Soon the lush green fields of waving grain will take on a yellow hue and turn to gold as harvest nears. Then the large, lumbering combines will roll out, chewing up the grain and spitting out the straw. Within a few weeks, with good weather, harvest will near an end, but it wasn't always that way. In the early decades of the twentieth century, harvesting grain was labor intensive, more than what the local farmers could handle on their own. And so it was on this date in 1922 that Governor R. A. Nestos announced that almost 25,000 additional hands would be required for harvesting a bumper crop, including an estimated 94 million bushels of wheat, 24 million bushels of rye, 20 million bushels of potatoes as well as record crops of oats and barley.

The North Dakota Department of Agriculture was already advertising for workers and they asked each community to utilize their own resources to encourage farmhands to come to North Dakota. Crop prices were low, so it was advised that incentives be offered to the young men from farms in Iowa, Minnesota, Illinois and Wisconsin who were trained in this work. So great was the need for threshing crews that all four of the major railroads operating in the state were willing to reduce their fares from August 1st to the 15th to a flat fee of $5.00 for any laborers from the Midwestern states willing to work in the field. The Ag Department even established a headquarters in Minneapolis to assemble crews with each crew consisting of five men. County agents would handle the crews once they arrived, and farmers were asked to provide the agents with the number of men they needed to get the job done. Local bankers were willing to advance the rail fares for able-bodied men.

Wages were set for each job. Those producing the shocks got $3.00 per day, while the per day threshing wages were posted at $3.25 for a field pitcher, $3.50 for teamsters, $3.75 for spike pitchers using two pitchers or $4.00 where only one spike pitcher was used to pitch the shocks into the threshing rig. Workers were expected to deliver a day's work for a reasonable day's pay.

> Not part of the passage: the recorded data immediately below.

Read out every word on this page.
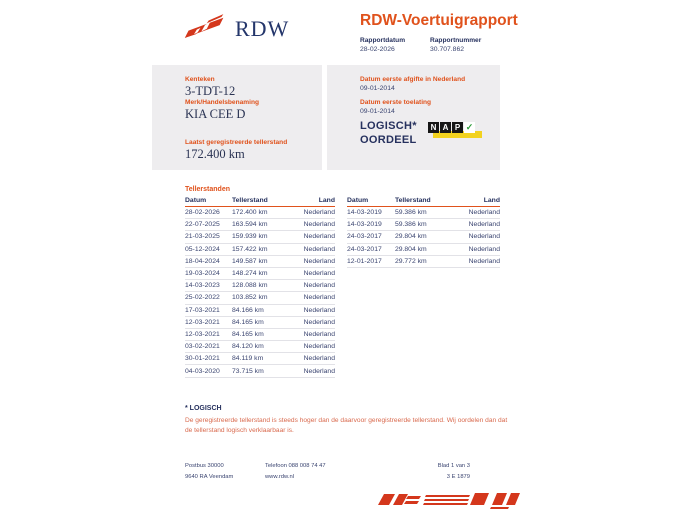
RDW	RDW-Voertuigrapport
Rapportdatum
28-02-2026
Rapportnummer
30.707.862
Kenteken
3-TDT-12
Merk/Handelsbenaming
KIA CEE D
Laatst geregistreerde tellerstand
172.400 km
Datum eerste afgifte in Nederland
09-01-2014
Datum eerste toelating
09-01-2014
LOGISCH*
OORDEEL
N A P ✓
Tellerstanden
Datum	Tellerstand	Land
28-02-2026	172.400 km	Nederland
22-07-2025	163.594 km	Nederland
21-03-2025	159.939 km	Nederland
05-12-2024	157.422 km	Nederland
18-04-2024	149.587 km	Nederland
19-03-2024	148.274 km	Nederland
14-03-2023	128.088 km	Nederland
25-02-2022	103.852 km	Nederland
17-03-2021	84.166 km	Nederland
12-03-2021	84.165 km	Nederland
12-03-2021	84.165 km	Nederland
03-02-2021	84.120 km	Nederland
30-01-2021	84.119 km	Nederland
04-03-2020	73.715 km	Nederland
Datum	Tellerstand	Land
14-03-2019	59.386 km	Nederland
14-03-2019	59.386 km	Nederland
24-03-2017	29.804 km	Nederland
24-03-2017	29.804 km	Nederland
12-01-2017	29.772 km	Nederland
* LOGISCH
De geregistreerde tellerstand is steeds hoger dan de daarvoor geregistreerde tellerstand. Wij oordelen dan dat de tellerstand logisch verklaarbaar is.
Postbus 30000
9640 RA Veendam
Telefoon 088 008 74 47
www.rdw.nl
Blad 1 van 3
3 E 1879
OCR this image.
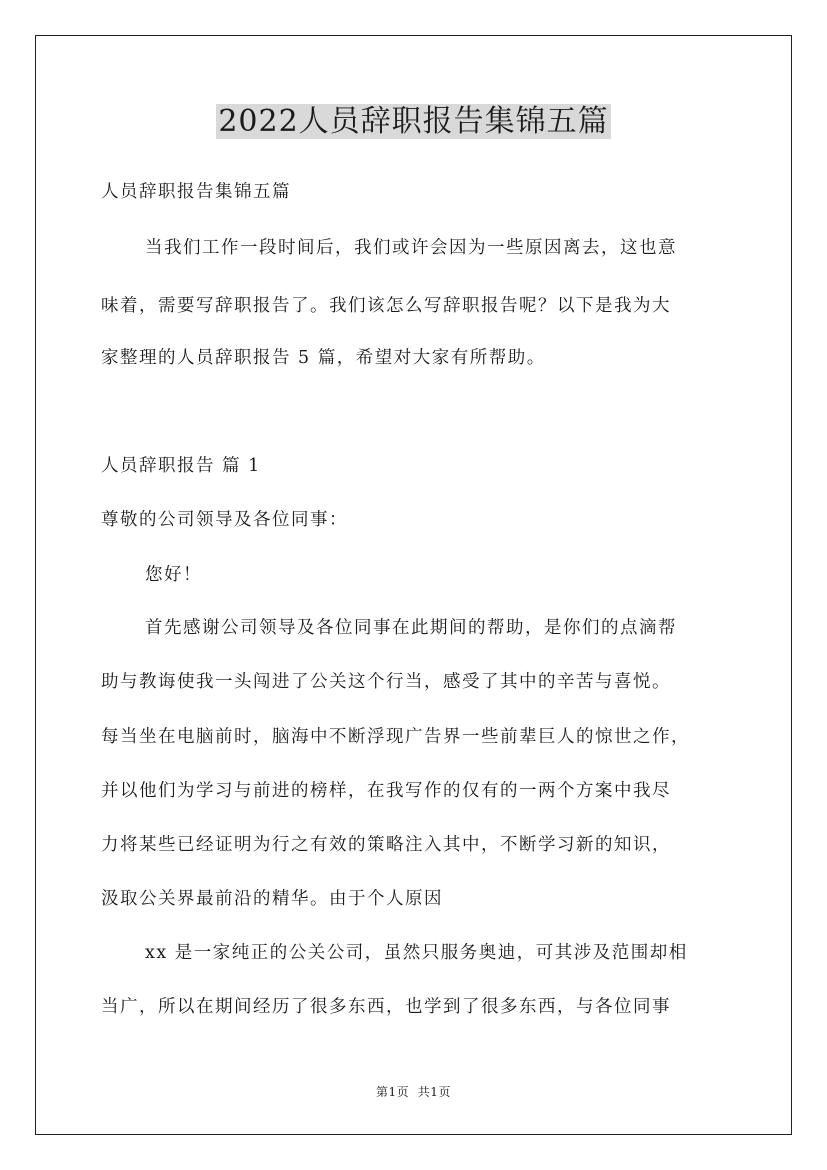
2022人员辞职报告集锦五篇
人员辞职报告集锦五篇
当我们工作一段时间后，我们或许会因为一些原因离去，这也意
味着，需要写辞职报告了。我们该怎么写辞职报告呢？以下是我为大
家整理的人员辞职报告 5 篇，希望对大家有所帮助。
人员辞职报告 篇 1
尊敬的公司领导及各位同事：
您好！
首先感谢公司领导及各位同事在此期间的帮助，是你们的点滴帮
助与教诲使我一头闯进了公关这个行当，感受了其中的辛苦与喜悦。
每当坐在电脑前时，脑海中不断浮现广告界一些前辈巨人的惊世之作，
并以他们为学习与前进的榜样，在我写作的仅有的一两个方案中我尽
力将某些已经证明为行之有效的策略注入其中，不断学习新的知识，
汲取公关界最前沿的精华。由于个人原因
xx 是一家纯正的公关公司，虽然只服务奥迪，可其涉及范围却相
当广，所以在期间经历了很多东西，也学到了很多东西，与各位同事
第1页  共1页
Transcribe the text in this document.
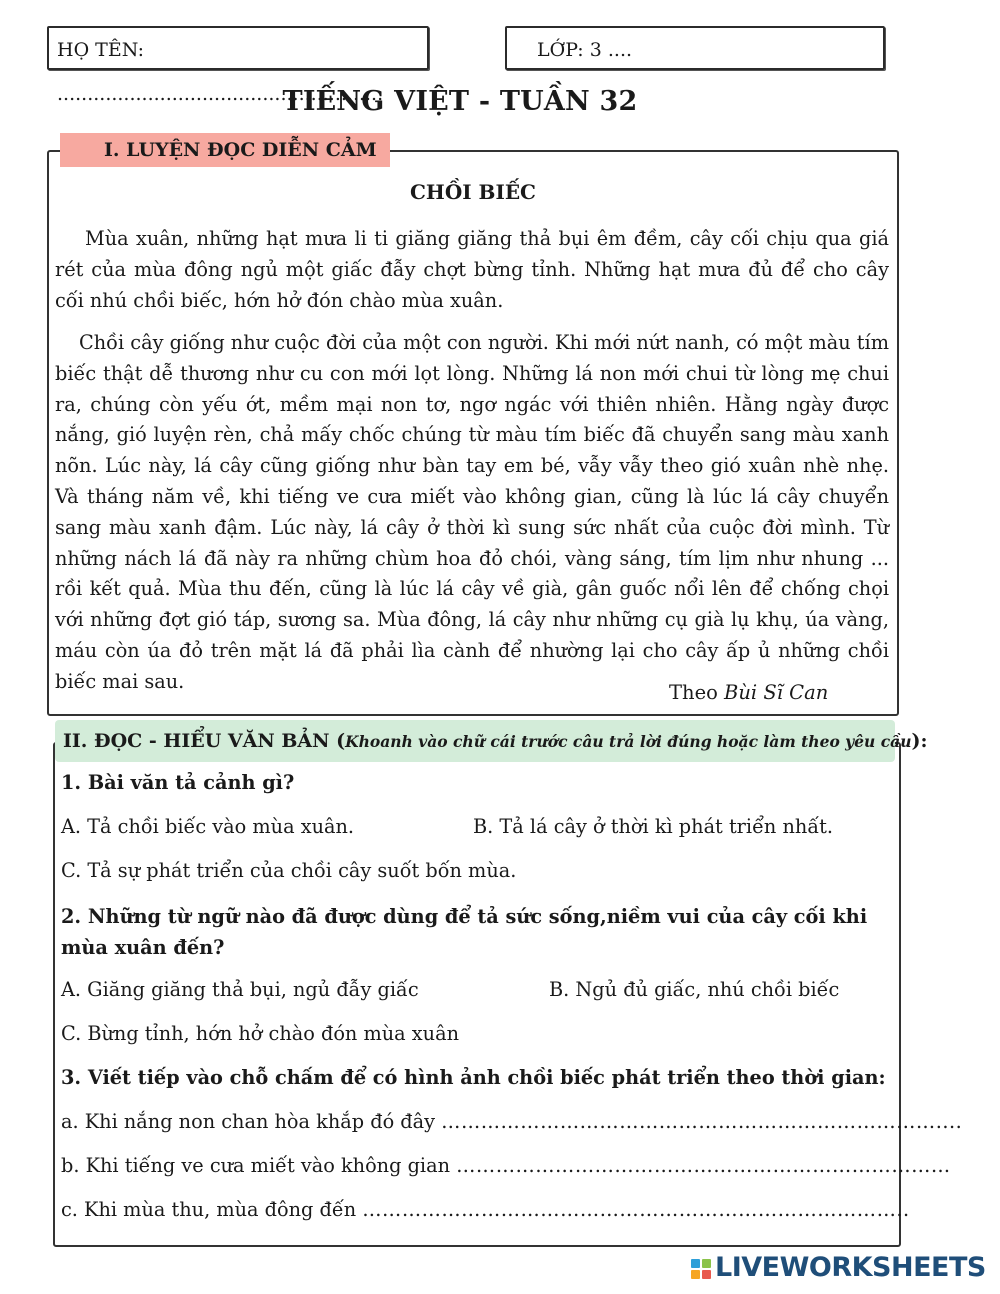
HỌ TÊN: ......................................................
LỚP: 3 ....
TIẾNG VIỆT - TUẦN 32
I. LUYỆN ĐỌC DIỄN CẢM
CHỒI BIẾC

Mùa xuân, những hạt mưa li ti giăng giăng thả bụi êm đềm, cây cối chịu qua giá rét của mùa đông ngủ một giấc đẫy chợt bừng tỉnh. Những hạt mưa đủ để cho cây cối nhú chồi biếc, hớn hở đón chào mùa xuân.

Chồi cây giống như cuộc đời của một con người. Khi mới nứt nanh, có một màu tím biếc thật dễ thương như cu con mới lọt lòng. Những lá non mới chui từ lòng mẹ chui ra, chúng còn yếu ớt, mềm mại non tơ, ngơ ngác với thiên nhiên. Hằng ngày được nắng, gió luyện rèn, chả mấy chốc chúng từ màu tím biếc đã chuyển sang màu xanh nõn. Lúc này, lá cây cũng giống như bàn tay em bé, vẫy vẫy theo gió xuân nhè nhẹ. Và tháng năm về, khi tiếng ve cưa miết vào không gian, cũng là lúc lá cây chuyển sang màu xanh đậm. Lúc này, lá cây ở thời kì sung sức nhất của cuộc đời mình. Từ những nách lá đã này ra những chùm hoa đỏ chói, vàng sáng, tím lịm như nhung ... rồi kết quả. Mùa thu đến, cũng là lúc lá cây về già, gân guốc nổi lên để chống chọi với những đợt gió táp, sương sa. Mùa đông, lá cây như những cụ già lụ khụ, úa vàng, máu còn úa đỏ trên mặt lá đã phải lìa cành để nhường lại cho cây ấp ủ những chồi biếc mai sau.	Theo Bùi Sĩ Can
II. ĐỌC - HIỂU VĂN BẢN (Khoanh vào chữ cái trước câu trả lời đúng hoặc làm theo yêu cầu):
1. Bài văn tả cảnh gì?
A. Tả chồi biếc vào mùa xuân.	B. Tả lá cây ở thời kì phát triển nhất.
C. Tả sự phát triển của chồi cây suốt bốn mùa.
2. Những từ ngữ nào đã được dùng để tả sức sống,niềm vui của cây cối khi mùa xuân đến?
A. Giăng giăng thả bụi, ngủ đẫy giấc	B. Ngủ đủ giấc, nhú chồi biếc
C. Bừng tỉnh, hớn hở chào đón mùa xuân
3. Viết tiếp vào chỗ chấm để có hình ảnh chồi biếc phát triển theo thời gian:
a. Khi nắng non chan hòa khắp đó đây …………………………………………………………………....
b. Khi tiếng ve cưa miết vào không gian …………………………………………………………………
c. Khi mùa thu, mùa đông đến ………………………………………………………………………..
LIVEWORKSHEETS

Except for a few regional celebrations, threshing rigs are all but extinct these days. Occasionally, when traveling the back roads of the state, you'll see one them, looking like an old, rusty, prairie dinosaur sitting on top of a distant hill, a mere remnant of the days when the bustle of sweat-soaked men and horses, golden straw piles and clouds of dust dotted the rich farmlands of North Dakota.